Bad Bunny illumine le Super Bowl avec une Royal Oak Audemars Piguet en malachite
Bad Bunny au Super Bowl avec une Royal Oak Audemars Piguet

Bad Bunny enflamme la mi-temps du Super Bowl avec une montre iconique

La nuit du 8 au 9 février restera dans les annales du spectacle mondial. Benito Antonio Martínez Ocasio, plus connu sous le nom de Bad Bunny, a électrisé la pelouse du Levi's Stadium à Santa Clara, en Californie, lors de la traditionnelle mi-temps de la finale du Super Bowl LX. Cet événement sportif opposant les New England Patriots aux Seattle Seahawks s'est transformé, comme à son habitude, en une scène planétaire pour les plus grandes stars de la pop, de Michael Jackson à Beyoncé en passant par Prince.

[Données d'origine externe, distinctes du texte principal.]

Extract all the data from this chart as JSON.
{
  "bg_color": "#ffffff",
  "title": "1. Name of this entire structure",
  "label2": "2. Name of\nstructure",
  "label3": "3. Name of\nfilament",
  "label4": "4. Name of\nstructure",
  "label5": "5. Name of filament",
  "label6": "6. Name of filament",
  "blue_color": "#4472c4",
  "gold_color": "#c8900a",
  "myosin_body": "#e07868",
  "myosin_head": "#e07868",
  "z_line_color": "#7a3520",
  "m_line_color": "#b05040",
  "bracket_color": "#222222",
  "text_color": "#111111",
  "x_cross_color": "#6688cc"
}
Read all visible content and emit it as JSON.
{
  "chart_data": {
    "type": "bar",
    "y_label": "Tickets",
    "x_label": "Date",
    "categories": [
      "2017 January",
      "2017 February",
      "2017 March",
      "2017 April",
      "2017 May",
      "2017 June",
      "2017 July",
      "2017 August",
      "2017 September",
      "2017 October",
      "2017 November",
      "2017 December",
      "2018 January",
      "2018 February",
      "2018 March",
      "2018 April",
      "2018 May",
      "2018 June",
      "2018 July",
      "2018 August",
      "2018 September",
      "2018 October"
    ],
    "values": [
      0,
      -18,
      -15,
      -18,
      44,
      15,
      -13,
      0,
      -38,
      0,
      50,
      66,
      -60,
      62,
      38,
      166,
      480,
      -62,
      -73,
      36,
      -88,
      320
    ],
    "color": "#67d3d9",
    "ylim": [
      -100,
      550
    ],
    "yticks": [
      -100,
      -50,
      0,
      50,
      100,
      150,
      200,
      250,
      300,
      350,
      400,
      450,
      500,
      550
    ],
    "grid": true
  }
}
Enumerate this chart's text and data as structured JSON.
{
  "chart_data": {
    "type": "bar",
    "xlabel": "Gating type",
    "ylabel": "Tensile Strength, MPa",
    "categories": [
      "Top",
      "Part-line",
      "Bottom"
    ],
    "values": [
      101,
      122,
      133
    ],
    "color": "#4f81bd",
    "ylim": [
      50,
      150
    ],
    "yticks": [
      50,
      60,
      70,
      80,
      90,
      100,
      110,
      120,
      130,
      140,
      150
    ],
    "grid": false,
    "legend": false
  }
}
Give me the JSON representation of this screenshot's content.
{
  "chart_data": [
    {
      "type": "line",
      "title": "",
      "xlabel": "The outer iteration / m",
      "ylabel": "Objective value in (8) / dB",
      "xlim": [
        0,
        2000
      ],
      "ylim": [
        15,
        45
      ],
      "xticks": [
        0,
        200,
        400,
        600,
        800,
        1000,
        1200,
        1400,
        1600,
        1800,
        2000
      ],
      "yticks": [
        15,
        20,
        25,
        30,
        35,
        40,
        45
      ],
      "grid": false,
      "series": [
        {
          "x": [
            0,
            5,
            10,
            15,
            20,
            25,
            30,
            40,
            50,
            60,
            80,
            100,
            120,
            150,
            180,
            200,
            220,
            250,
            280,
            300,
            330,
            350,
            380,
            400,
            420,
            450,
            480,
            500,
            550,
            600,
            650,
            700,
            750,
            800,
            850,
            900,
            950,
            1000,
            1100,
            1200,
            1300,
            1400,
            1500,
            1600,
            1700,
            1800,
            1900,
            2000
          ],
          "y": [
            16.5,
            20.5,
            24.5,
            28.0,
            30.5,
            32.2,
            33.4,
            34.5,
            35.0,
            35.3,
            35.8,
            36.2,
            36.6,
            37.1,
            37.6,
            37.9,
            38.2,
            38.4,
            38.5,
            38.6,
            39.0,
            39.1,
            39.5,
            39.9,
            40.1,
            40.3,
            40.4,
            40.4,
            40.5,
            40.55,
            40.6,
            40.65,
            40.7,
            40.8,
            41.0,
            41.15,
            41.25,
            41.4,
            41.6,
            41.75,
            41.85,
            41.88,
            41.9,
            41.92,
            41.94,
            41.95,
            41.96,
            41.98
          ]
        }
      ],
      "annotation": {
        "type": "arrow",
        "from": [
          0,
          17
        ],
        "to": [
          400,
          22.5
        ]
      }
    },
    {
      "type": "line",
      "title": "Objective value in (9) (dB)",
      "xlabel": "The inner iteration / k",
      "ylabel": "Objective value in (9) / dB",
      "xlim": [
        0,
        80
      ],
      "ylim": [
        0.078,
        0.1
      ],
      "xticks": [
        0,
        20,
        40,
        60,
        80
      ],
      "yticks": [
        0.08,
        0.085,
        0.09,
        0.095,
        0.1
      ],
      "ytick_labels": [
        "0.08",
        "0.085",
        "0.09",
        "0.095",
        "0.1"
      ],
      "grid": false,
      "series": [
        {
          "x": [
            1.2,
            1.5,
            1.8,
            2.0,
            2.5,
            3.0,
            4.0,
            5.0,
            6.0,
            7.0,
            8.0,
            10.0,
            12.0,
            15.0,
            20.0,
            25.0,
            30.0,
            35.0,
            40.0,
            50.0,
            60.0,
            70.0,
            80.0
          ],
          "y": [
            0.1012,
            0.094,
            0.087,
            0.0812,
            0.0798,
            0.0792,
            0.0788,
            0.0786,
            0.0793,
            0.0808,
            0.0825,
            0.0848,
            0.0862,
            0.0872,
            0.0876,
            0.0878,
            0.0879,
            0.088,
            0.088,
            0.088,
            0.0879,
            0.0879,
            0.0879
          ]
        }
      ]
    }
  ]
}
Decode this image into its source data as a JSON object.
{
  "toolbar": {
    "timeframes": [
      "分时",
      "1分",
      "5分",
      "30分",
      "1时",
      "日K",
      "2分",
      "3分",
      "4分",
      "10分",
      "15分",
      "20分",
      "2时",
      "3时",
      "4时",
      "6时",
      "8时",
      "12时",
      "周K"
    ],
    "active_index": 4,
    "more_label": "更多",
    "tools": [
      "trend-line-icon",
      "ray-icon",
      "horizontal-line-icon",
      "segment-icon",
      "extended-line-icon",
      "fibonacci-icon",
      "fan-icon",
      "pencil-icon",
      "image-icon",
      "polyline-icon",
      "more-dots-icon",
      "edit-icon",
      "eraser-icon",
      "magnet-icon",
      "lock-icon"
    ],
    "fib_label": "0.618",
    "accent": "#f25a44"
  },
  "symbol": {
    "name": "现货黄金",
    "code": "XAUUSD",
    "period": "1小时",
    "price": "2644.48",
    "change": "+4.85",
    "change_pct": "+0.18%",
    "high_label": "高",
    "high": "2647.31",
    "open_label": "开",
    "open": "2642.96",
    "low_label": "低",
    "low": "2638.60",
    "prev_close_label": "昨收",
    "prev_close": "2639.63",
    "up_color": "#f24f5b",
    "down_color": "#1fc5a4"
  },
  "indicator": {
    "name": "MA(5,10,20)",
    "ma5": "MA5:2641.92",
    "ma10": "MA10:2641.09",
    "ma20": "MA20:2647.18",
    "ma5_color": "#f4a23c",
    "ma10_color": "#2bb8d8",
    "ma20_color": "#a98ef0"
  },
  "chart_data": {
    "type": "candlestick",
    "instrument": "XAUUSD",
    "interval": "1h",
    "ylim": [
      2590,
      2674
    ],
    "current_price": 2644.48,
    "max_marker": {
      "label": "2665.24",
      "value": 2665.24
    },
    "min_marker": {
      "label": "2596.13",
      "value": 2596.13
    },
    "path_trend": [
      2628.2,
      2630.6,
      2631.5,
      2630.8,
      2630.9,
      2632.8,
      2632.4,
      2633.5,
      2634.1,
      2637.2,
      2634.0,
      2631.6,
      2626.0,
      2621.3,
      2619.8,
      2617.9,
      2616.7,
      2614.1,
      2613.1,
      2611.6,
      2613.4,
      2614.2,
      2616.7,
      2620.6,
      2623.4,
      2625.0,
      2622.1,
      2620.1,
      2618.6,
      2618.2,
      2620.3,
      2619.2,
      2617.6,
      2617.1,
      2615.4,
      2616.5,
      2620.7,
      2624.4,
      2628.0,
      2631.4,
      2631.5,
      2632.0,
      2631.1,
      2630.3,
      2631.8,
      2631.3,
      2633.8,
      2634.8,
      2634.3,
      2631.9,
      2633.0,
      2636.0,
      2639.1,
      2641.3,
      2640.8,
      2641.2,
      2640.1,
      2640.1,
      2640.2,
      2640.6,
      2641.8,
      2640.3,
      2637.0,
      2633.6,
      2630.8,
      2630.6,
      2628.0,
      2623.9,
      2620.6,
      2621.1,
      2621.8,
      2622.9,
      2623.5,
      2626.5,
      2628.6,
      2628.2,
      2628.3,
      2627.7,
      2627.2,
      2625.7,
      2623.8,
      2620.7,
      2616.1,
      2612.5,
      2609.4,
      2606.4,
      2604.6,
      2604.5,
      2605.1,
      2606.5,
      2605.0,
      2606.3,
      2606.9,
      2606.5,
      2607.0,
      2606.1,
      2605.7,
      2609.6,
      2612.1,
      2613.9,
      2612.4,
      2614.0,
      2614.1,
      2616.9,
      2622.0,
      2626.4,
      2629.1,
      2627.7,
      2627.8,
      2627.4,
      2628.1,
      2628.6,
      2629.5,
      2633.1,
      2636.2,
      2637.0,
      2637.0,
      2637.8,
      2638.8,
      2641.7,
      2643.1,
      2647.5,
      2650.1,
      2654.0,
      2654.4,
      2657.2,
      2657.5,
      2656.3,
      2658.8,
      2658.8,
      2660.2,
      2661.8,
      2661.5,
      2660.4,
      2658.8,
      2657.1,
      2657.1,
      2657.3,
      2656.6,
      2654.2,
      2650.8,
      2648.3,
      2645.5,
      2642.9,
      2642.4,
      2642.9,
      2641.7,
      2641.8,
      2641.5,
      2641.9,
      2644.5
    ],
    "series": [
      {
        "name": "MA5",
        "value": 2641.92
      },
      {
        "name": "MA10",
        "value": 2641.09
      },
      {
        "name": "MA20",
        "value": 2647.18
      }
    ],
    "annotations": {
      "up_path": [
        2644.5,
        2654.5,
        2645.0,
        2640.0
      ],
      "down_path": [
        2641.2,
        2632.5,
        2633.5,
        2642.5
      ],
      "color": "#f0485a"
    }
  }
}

Une performance culturelle et esthétique remarquée

Si le message culturel et politique de Bad Bunny a généré de vifs débats, et si les réseaux sociaux se sont emparés de chaque instant pour créer des memes humoristiques ou engagés, les observateurs avertis ont également porté une attention particulière aux choix esthétiques du showman portoricain. Sa tenue de scène, fruit d'une collaboration inédite avec Zara, reprenait les codes du maillot de football américain dans un registre sportswear sophistiqué, volontairement dépourvue de logos.

La Royal Oak d'Audemars Piguet sous les projecteurs

Mais c'est à son poignet que les connaisseurs ont identifié un véritable joyau horloger : une version exceptionnelle de la mythique Royal Oak d'Audemars Piguet. Cette icône dessinée en 1972 par Gérald Genta, reconnaissable à sa lunette octogonale, ses vis apparentes et son bracelet intégré, apparaissait dans une nouvelle déclinaison en or jaune 18 carats avec un cadran en malachite. Bad Bunny avait choisi le modèle de 37 mm pour cette apparition ultra-médiatisée.

La malachite, pierre organique au caractère unique

Dans cette interprétation, l'or jaune confère à la Royal Oak une chaleur solaire, mais c'est surtout la malachite qui transforme radicalement l'esthétique de la montre. Avec ses dégradés de vert profond strié, cette pierre naturelle offre au cadran une présence organique et un caractère absolument singulier. Par essence, aucun cadran en malachite n'est identique à un autre, ce qui renforce l'exclusivité de cette pièce.

Une réalisation technique exceptionnelle

La boîte en or jaune 18 carats est équipée d'une glace et d'un fond saphir traités antireflets, garantissant une étanchéité jusqu'à 50 mètres. Sur le cadran, les aiguilles et index en or jaune 18 carats, rehaussés d'un dépôt luminescent, assurent une lisibilité optimale sur la surface minérale, accompagnés d'un réhaut doré. Le bracelet intégré, également en or jaune 18 carats, se ferme par une boucle déployante AP.

Le mouvement automatique 5909

Au cœur de cette montre, Audemars Piguet a logé le calibre automatique 5909, un mouvement fin spécialement conçu pour préserver les proportions élégantes de la Royal Oak. Ce mécanisme offre une réserve de marche de 60 heures et une fréquence de 4 Hz (28 800 alternances/heure) pour l'affichage des heures, minutes et seconde centrale.

Audemars Piguet, manufacture au carrefour de la musique et de l'horlogerie

Cette apparition spectaculaire réaffirme le lien étroit que la manufacture du Brassus entretient depuis longtemps avec l'univers musical, structuré autour de son programme APxMusic dédié aux collaborations artistiques. Ces dernières années, la marque a multiplié les partenariats avec des figures majeures comme Jay-Z et Travis Scott, tout en invitant des producteurs de renom tels que Mark Ronson à imaginer des projets originaux. Audemars Piguet est également partenaire global du Montreux Jazz Festival.

Le Super Bowl a ainsi offert une caisse de résonance incomparable à ce dialogue permanent entre la précision mécanique horlogère et la culture live contemporaine, avec Bad Bunny et sa Royal Oak en malachite comme symboles éclatants de cette fusion réussie.